Is Hordeling Outburst good enough to warrant the double red in a 5-color deck? Is Cryptolith Rite good enough in a deck with few creatures that I can focus on comboing with Snapcaster Mage or other modern staples instead of tokens? Another card I haven’t tested is Ancestral Vision, which might be stronger than the other cantrips, especially if Birds of Paradise is cut. The deck can loot it away when it’s bad, though I imagine it will be bad a lot of the time since this isn’t a grindy deck.

I haven’t made a sideboard for the deck, since I’m not sure how it should be built. Generally, I’d assume it would be best to put in a lot of reactive cards for faster matchups.

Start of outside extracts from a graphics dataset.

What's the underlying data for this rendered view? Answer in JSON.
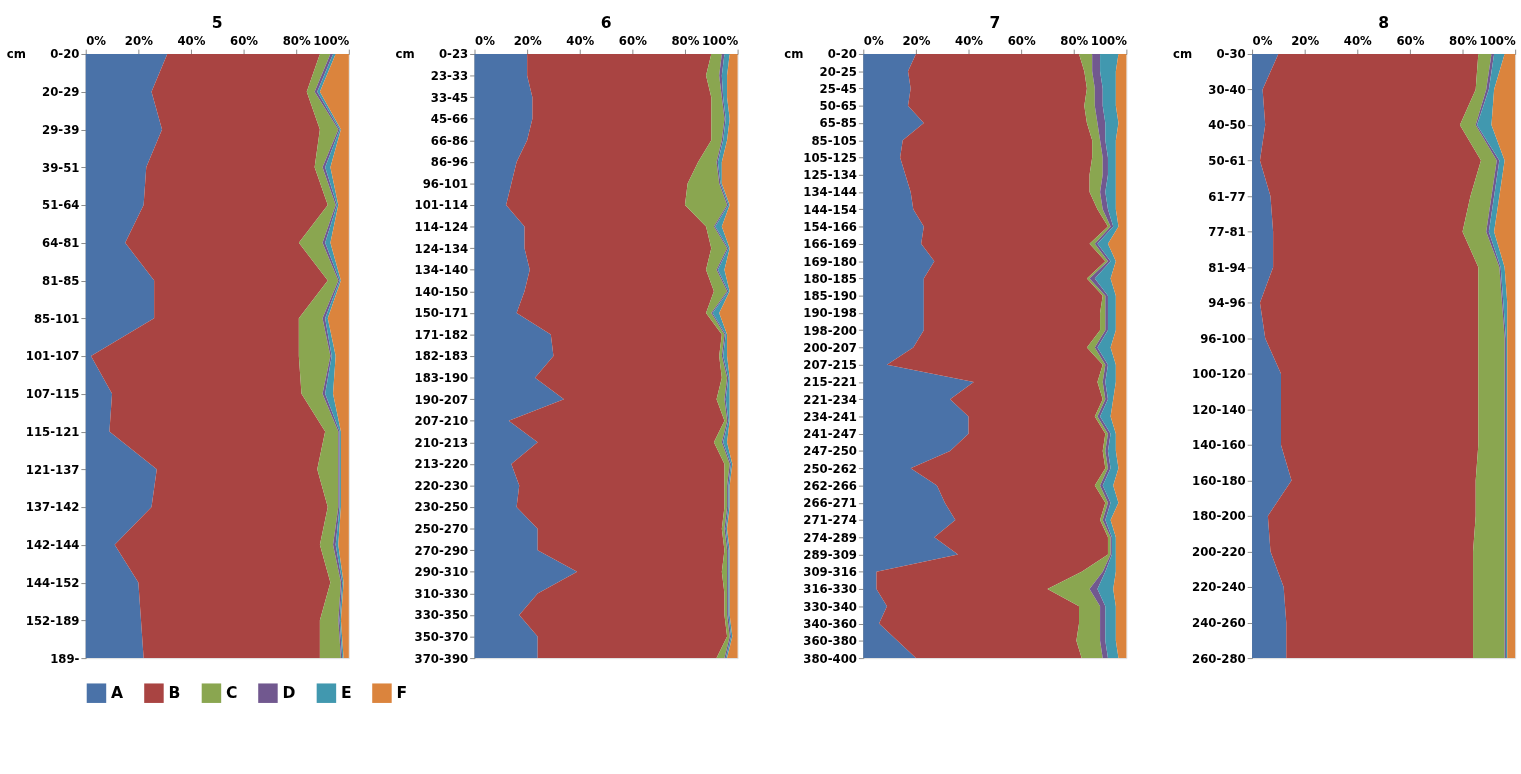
{
  "chart_data": [
    {
      "type": "area",
      "orientation": "horizontal",
      "stacked": true,
      "title": "5",
      "ylabel": "cm",
      "legend": "bottom",
      "xlim": [
        0,
        100
      ],
      "xticks": [
        {
          "value": 0,
          "label": "0%"
        },
        {
          "value": 20,
          "label": "20%"
        },
        {
          "value": 40,
          "label": "40%"
        },
        {
          "value": 60,
          "label": "60%"
        },
        {
          "value": 80,
          "label": "80%"
        },
        {
          "value": 100,
          "label": "100%"
        }
      ],
      "categories": [
        "0-20",
        "20-29",
        "29-39",
        "39-51",
        "51-64",
        "64-81",
        "81-85",
        "85-101",
        "101-107",
        "107-115",
        "115-121",
        "121-137",
        "137-142",
        "142-144",
        "144-152",
        "152-189",
        "189-"
      ],
      "series": [
        {
          "name": "A",
          "color": "#4a72a8",
          "values": [
            31,
            25,
            29,
            23,
            22,
            15,
            26,
            26,
            2,
            10,
            9,
            27,
            25,
            11,
            20,
            21,
            22
          ]
        },
        {
          "name": "B",
          "color": "#a94442",
          "values": [
            58,
            59,
            60,
            64,
            70,
            66,
            66,
            55,
            79,
            72,
            82,
            61,
            67,
            78,
            73,
            68,
            67
          ]
        },
        {
          "name": "C",
          "color": "#8aa650",
          "values": [
            4,
            3,
            7,
            3,
            3,
            9,
            4,
            9,
            12,
            8,
            5,
            8,
            4,
            5,
            4,
            7,
            8
          ]
        },
        {
          "name": "D",
          "color": "#71588f",
          "values": [
            1,
            1,
            0.5,
            1,
            0.5,
            1,
            0.5,
            1,
            0.5,
            1,
            0.5,
            0.5,
            0.5,
            1,
            0.5,
            0.5,
            0.5
          ]
        },
        {
          "name": "E",
          "color": "#4198af",
          "values": [
            1,
            1,
            0.5,
            2,
            0.5,
            2,
            0.5,
            1,
            1.5,
            3,
            0.5,
            0.5,
            0.5,
            1,
            0.5,
            0.5,
            0.5
          ]
        },
        {
          "name": "F",
          "color": "#db843d",
          "values": [
            5,
            11,
            3,
            7,
            4,
            7,
            3,
            8,
            5,
            6,
            3,
            3,
            3,
            4,
            2,
            3,
            2
          ]
        }
      ]
    },
    {
      "type": "area",
      "orientation": "horizontal",
      "stacked": true,
      "title": "6",
      "ylabel": "cm",
      "legend": "bottom",
      "xlim": [
        0,
        100
      ],
      "xticks": [
        {
          "value": 0,
          "label": "0%"
        },
        {
          "value": 20,
          "label": "20%"
        },
        {
          "value": 40,
          "label": "40%"
        },
        {
          "value": 60,
          "label": "60%"
        },
        {
          "value": 80,
          "label": "80%"
        },
        {
          "value": 100,
          "label": "100%"
        }
      ],
      "categories": [
        "0-23",
        "23-33",
        "33-45",
        "45-66",
        "66-86",
        "86-96",
        "96-101",
        "101-114",
        "114-124",
        "124-134",
        "134-140",
        "140-150",
        "150-171",
        "171-182",
        "182-183",
        "183-190",
        "190-207",
        "207-210",
        "210-213",
        "213-220",
        "220-230",
        "230-250",
        "250-270",
        "270-290",
        "290-310",
        "310-330",
        "330-350",
        "350-370",
        "370-390"
      ],
      "series": [
        {
          "name": "A",
          "color": "#4a72a8",
          "values": [
            20,
            20,
            22,
            22,
            20,
            16,
            14,
            12,
            19,
            19,
            21,
            19,
            16,
            29,
            30,
            23,
            34,
            13,
            24,
            14,
            17,
            16,
            24,
            24,
            39,
            24,
            17,
            24,
            24
          ]
        },
        {
          "name": "B",
          "color": "#a94442",
          "values": [
            70,
            68,
            68,
            68,
            70,
            69,
            67,
            68,
            69,
            71,
            67,
            72,
            72,
            65,
            63,
            71,
            58,
            82,
            67,
            81,
            78,
            79,
            70,
            71,
            55,
            71,
            78,
            72,
            68
          ]
        },
        {
          "name": "C",
          "color": "#8aa650",
          "values": [
            4,
            5,
            4,
            5,
            4,
            7,
            12,
            16,
            3,
            6,
            4,
            5,
            2,
            1,
            1,
            2,
            3,
            1,
            3,
            2,
            1,
            1,
            1,
            1,
            2,
            1,
            1,
            1,
            3
          ]
        },
        {
          "name": "D",
          "color": "#71588f",
          "values": [
            1,
            1,
            0.5,
            0.5,
            0.5,
            0.5,
            0.5,
            0.5,
            0.5,
            0.5,
            0.5,
            0.5,
            0.5,
            0.5,
            0.5,
            0.5,
            0.5,
            0.5,
            0.5,
            0.5,
            0.5,
            0.5,
            0.5,
            0.5,
            0.5,
            0.5,
            0.5,
            0.5,
            0.5
          ]
        },
        {
          "name": "E",
          "color": "#4198af",
          "values": [
            2,
            2,
            1.5,
            1.5,
            1.5,
            1.5,
            0.5,
            0.5,
            2.5,
            0.5,
            2.5,
            0.5,
            2.5,
            0.5,
            1.5,
            0.5,
            1.5,
            0.5,
            1.5,
            0.5,
            0.5,
            0.5,
            0.5,
            0.5,
            0.5,
            0.5,
            0.5,
            0.5,
            0.5
          ]
        },
        {
          "name": "F",
          "color": "#db843d",
          "values": [
            3,
            4,
            4,
            3,
            4,
            6,
            6,
            3,
            6,
            3,
            5,
            3,
            7,
            4,
            4,
            3,
            3,
            3,
            4,
            2,
            3,
            3,
            4,
            3,
            3,
            3,
            3,
            2,
            4
          ]
        }
      ]
    },
    {
      "type": "area",
      "orientation": "horizontal",
      "stacked": true,
      "title": "7",
      "ylabel": "cm",
      "legend": "bottom",
      "xlim": [
        0,
        100
      ],
      "xticks": [
        {
          "value": 0,
          "label": "0%"
        },
        {
          "value": 20,
          "label": "20%"
        },
        {
          "value": 40,
          "label": "40%"
        },
        {
          "value": 60,
          "label": "60%"
        },
        {
          "value": 80,
          "label": "80%"
        },
        {
          "value": 100,
          "label": "100%"
        }
      ],
      "categories": [
        "0-20",
        "20-25",
        "25-45",
        "50-65",
        "65-85",
        "85-105",
        "105-125",
        "125-134",
        "134-144",
        "144-154",
        "154-166",
        "166-169",
        "169-180",
        "180-185",
        "185-190",
        "190-198",
        "198-200",
        "200-207",
        "207-215",
        "215-221",
        "221-234",
        "234-241",
        "241-247",
        "247-250",
        "250-262",
        "262-266",
        "266-271",
        "271-274",
        "274-289",
        "289-309",
        "309-316",
        "316-330",
        "330-340",
        "340-360",
        "360-380",
        "380-400"
      ],
      "series": [
        {
          "name": "A",
          "color": "#4a72a8",
          "values": [
            20,
            17,
            18,
            17,
            23,
            15,
            14,
            16,
            18,
            19,
            23,
            22,
            27,
            23,
            23,
            23,
            23,
            19,
            9,
            42,
            33,
            40,
            40,
            33,
            18,
            28,
            31,
            35,
            27,
            36,
            5,
            5,
            9,
            6,
            13,
            20
          ]
        },
        {
          "name": "B",
          "color": "#a94442",
          "values": [
            62,
            67,
            67,
            67,
            62,
            72,
            73,
            70,
            68,
            70,
            70,
            64,
            65,
            62,
            68,
            67,
            67,
            66,
            82,
            47,
            58,
            48,
            52,
            58,
            74,
            60,
            61,
            55,
            66,
            57,
            78,
            65,
            73,
            76,
            68,
            63
          ]
        },
        {
          "name": "C",
          "color": "#8aa650",
          "values": [
            5,
            3,
            3,
            4,
            4,
            3,
            4,
            5,
            4,
            2,
            1,
            2,
            1,
            1,
            1,
            2,
            2,
            3,
            1,
            2,
            1,
            1,
            1,
            1,
            1,
            2,
            1,
            1,
            1,
            1,
            8,
            16,
            8,
            8,
            9,
            8
          ]
        },
        {
          "name": "D",
          "color": "#71588f",
          "values": [
            3,
            3,
            3,
            3,
            3,
            2,
            2,
            2,
            2,
            2,
            1,
            1,
            1,
            2,
            1,
            1,
            1,
            1,
            1,
            1,
            1,
            1,
            1,
            1,
            1,
            1,
            1,
            1,
            0.5,
            0.5,
            1,
            3,
            2,
            2,
            2,
            2
          ]
        },
        {
          "name": "E",
          "color": "#4198af",
          "values": [
            7,
            6,
            5,
            5,
            5,
            4,
            3,
            3,
            4,
            3,
            2,
            4,
            2,
            6,
            3,
            3,
            3,
            5,
            3,
            4,
            2,
            4,
            2,
            3,
            3,
            4,
            3,
            2,
            1.5,
            1.5,
            4,
            6,
            4,
            4,
            4,
            4
          ]
        },
        {
          "name": "F",
          "color": "#db843d",
          "values": [
            3,
            4,
            4,
            4,
            3,
            4,
            4,
            4,
            4,
            4,
            3,
            7,
            4,
            6,
            4,
            4,
            4,
            6,
            4,
            4,
            5,
            6,
            4,
            4,
            3,
            5,
            3,
            6,
            4,
            4,
            4,
            5,
            4,
            4,
            4,
            3
          ]
        }
      ]
    },
    {
      "type": "area",
      "orientation": "horizontal",
      "stacked": true,
      "title": "8",
      "ylabel": "cm",
      "legend": "bottom",
      "xlim": [
        0,
        100
      ],
      "xticks": [
        {
          "value": 0,
          "label": "0%"
        },
        {
          "value": 20,
          "label": "20%"
        },
        {
          "value": 40,
          "label": "40%"
        },
        {
          "value": 60,
          "label": "60%"
        },
        {
          "value": 80,
          "label": "80%"
        },
        {
          "value": 100,
          "label": "100%"
        }
      ],
      "categories": [
        "0-30",
        "30-40",
        "40-50",
        "50-61",
        "61-77",
        "77-81",
        "81-94",
        "94-96",
        "96-100",
        "100-120",
        "120-140",
        "140-160",
        "160-180",
        "180-200",
        "200-220",
        "220-240",
        "240-260",
        "260-280"
      ],
      "series": [
        {
          "name": "A",
          "color": "#4a72a8",
          "values": [
            10,
            4,
            5,
            3,
            7,
            8,
            8,
            3,
            5,
            11,
            11,
            11,
            15,
            6,
            7,
            12,
            13,
            13
          ]
        },
        {
          "name": "B",
          "color": "#a94442",
          "values": [
            76,
            81,
            74,
            84,
            76,
            72,
            78,
            83,
            81,
            75,
            75,
            75,
            70,
            79,
            77,
            72,
            71,
            71
          ]
        },
        {
          "name": "C",
          "color": "#8aa650",
          "values": [
            5,
            4,
            6,
            6,
            8,
            9,
            8,
            9,
            10,
            10,
            10,
            10,
            11,
            11,
            12,
            12,
            12,
            12
          ]
        },
        {
          "name": "D",
          "color": "#71588f",
          "values": [
            1,
            1,
            0.5,
            1,
            1,
            1,
            0.5,
            0.5,
            0.5,
            0.5,
            0.5,
            0.5,
            0.5,
            0.5,
            0.5,
            0.5,
            0.5,
            0.5
          ]
        },
        {
          "name": "E",
          "color": "#4198af",
          "values": [
            4,
            2,
            5.5,
            2,
            2,
            2,
            1.5,
            1.5,
            0.5,
            0.5,
            0.5,
            0.5,
            0.5,
            0.5,
            0.5,
            0.5,
            0.5,
            0.5
          ]
        },
        {
          "name": "F",
          "color": "#db843d",
          "values": [
            4,
            8,
            9,
            4,
            6,
            8,
            4,
            3,
            3,
            3,
            3,
            3,
            3,
            3,
            3,
            3,
            3,
            3
          ]
        }
      ]
    }
  ]
}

Taking out Birds of Paradise against slower decks, and bring in planeswalkers that synergize with tokens, like Ajani Goldmane, Gideon, Ally of Zendikar or Nissa, Voice of Zendikar would be my first plan.

Untested Sideboard (15)
Nissa, Voice of Zendikar
Path to Exile
Lightning Bolt
Timely Reinforcements
Negate
Dispel
Sprout Swarm
Engineered Explosives

This deck does a lot of very powerful things, and it’s a blast to play. The things the deck does are so profoundly fun when it’s working, and it never feels far from winning most games.